Saturday, April 2, 2011

Uncertainty, irony and hope

FRENCH mathematician Blaise Pascal once said, "We sail within a vast sphere, ever drifting in uncertainty, driven from end to end." It's true. For little in life is certain. And that, for some, is the "fell demon of our fears." Besides death and taxes (from which there is no humanly escape), the only things we can truly count upon, I think, are mathematical proofs, gravity, the passage of time, a child's blissful smile, sunrise and sunset, the omnipresence of the stellar universe, the cyclic march of the seasons, and a dog's delight at its master's arrival.

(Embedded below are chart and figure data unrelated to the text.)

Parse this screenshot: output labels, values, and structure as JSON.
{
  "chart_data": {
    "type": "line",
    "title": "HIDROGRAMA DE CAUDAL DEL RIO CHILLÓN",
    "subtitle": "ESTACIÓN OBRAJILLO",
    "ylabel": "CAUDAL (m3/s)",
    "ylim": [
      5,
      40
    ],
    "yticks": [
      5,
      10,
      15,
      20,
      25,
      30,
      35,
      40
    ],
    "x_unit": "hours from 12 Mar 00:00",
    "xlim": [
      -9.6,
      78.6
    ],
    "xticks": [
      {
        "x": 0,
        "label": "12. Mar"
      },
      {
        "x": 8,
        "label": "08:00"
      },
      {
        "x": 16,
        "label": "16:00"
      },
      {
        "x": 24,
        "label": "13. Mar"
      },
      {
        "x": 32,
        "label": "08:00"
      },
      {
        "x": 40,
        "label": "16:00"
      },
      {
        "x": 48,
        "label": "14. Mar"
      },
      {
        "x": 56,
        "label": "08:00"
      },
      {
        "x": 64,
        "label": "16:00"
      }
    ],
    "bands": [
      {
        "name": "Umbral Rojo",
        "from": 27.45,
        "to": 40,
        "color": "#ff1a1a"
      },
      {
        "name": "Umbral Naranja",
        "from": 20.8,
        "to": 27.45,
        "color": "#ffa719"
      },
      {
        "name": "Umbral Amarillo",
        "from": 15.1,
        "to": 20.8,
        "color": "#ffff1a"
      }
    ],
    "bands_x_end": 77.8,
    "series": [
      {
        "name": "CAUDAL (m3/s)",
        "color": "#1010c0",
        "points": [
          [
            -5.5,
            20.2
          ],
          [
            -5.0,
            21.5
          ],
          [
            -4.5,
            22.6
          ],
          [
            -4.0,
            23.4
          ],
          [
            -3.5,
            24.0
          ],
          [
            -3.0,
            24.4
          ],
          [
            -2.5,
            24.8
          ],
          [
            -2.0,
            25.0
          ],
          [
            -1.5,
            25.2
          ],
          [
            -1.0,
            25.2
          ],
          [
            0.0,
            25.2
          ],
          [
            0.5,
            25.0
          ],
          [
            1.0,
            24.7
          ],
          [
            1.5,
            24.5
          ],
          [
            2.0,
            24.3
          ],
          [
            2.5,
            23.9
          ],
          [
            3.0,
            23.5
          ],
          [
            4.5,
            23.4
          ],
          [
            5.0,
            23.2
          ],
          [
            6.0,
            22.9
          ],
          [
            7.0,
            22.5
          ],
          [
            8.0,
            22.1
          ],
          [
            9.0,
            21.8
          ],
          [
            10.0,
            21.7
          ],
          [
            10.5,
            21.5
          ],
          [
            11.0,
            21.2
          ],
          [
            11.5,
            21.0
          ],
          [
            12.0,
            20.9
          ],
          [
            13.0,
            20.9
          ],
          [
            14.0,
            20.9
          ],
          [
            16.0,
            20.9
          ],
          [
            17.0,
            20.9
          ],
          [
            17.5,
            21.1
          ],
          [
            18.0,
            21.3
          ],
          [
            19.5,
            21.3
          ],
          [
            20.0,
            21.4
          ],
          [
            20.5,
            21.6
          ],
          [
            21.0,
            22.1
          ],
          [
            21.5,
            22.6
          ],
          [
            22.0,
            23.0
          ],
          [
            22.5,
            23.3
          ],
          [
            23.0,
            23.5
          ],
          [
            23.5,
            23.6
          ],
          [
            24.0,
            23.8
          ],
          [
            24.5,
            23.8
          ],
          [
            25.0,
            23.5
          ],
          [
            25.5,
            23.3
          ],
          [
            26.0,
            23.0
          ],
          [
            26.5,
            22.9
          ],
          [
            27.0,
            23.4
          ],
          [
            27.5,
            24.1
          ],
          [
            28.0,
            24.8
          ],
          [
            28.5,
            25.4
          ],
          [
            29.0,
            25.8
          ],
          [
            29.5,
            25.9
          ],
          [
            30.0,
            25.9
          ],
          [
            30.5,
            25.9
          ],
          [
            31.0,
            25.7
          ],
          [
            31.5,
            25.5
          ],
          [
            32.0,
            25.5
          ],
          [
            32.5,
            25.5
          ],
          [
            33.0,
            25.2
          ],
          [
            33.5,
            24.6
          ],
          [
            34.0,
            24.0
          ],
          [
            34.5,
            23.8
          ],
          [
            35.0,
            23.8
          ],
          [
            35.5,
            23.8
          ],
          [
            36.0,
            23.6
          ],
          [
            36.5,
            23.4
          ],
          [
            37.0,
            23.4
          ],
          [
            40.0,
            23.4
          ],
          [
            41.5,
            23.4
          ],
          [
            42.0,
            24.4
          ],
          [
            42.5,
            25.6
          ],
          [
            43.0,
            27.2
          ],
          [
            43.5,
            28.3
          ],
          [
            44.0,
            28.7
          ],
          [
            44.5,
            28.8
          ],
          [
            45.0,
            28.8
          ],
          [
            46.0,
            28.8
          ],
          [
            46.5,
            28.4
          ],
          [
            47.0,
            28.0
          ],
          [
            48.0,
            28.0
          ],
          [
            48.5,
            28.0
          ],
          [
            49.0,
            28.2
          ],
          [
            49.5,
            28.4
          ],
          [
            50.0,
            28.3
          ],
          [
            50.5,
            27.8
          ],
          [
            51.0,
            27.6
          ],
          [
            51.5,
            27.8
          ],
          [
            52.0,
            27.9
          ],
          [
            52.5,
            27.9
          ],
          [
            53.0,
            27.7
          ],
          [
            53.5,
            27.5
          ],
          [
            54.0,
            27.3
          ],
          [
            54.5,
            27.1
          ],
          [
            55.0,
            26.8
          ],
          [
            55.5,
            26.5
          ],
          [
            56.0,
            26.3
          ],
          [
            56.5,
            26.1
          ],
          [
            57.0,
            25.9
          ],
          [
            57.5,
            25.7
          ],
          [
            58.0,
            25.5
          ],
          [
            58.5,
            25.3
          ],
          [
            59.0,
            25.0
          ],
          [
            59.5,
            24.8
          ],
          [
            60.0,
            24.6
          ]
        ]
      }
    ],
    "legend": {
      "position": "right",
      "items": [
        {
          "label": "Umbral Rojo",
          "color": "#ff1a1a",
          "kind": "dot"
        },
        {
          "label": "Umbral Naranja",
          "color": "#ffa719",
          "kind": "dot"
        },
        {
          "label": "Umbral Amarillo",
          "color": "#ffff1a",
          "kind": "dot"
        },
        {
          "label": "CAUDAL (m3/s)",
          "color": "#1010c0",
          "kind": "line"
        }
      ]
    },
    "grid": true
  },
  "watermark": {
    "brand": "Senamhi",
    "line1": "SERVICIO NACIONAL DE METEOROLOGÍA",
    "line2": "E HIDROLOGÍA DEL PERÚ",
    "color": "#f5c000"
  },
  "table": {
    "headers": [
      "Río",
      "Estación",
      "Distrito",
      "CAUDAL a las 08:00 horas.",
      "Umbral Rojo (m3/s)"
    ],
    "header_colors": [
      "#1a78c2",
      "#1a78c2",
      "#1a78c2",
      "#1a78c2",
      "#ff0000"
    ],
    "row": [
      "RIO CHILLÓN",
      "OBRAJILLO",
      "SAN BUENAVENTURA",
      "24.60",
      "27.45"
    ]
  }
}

Everything else in life is mostly a crap shoot, a roll of the proverbial dice. And yet, life itself is irony, as Darwin knew. Perhaps author Ursula K. Le Guin put it best when she observed: "The only thing that makes life possible is permanent, intolerable uncertainty; not knowing what comes next." To the chagrin of creationists, every earthly life form, including us, is the end-product of uncertainty, the handmaiden of biological randomness. Despite Einstein's doubts, I think God does play dice with the universe for the sake of the wondrous diversity it creates. Who would deny the sheer wonder of us, the primate known as Homo sapiens? As Bruce Barton said, "Action and reaction, ebb and flow, trial and error, change -- this is the rhythm of living." And of Darwinian evolution. And God's dice. Though uncertainty breeds fear in us, its mastery often sparks hope, and hope is the refuge of progress. Just something to ponder.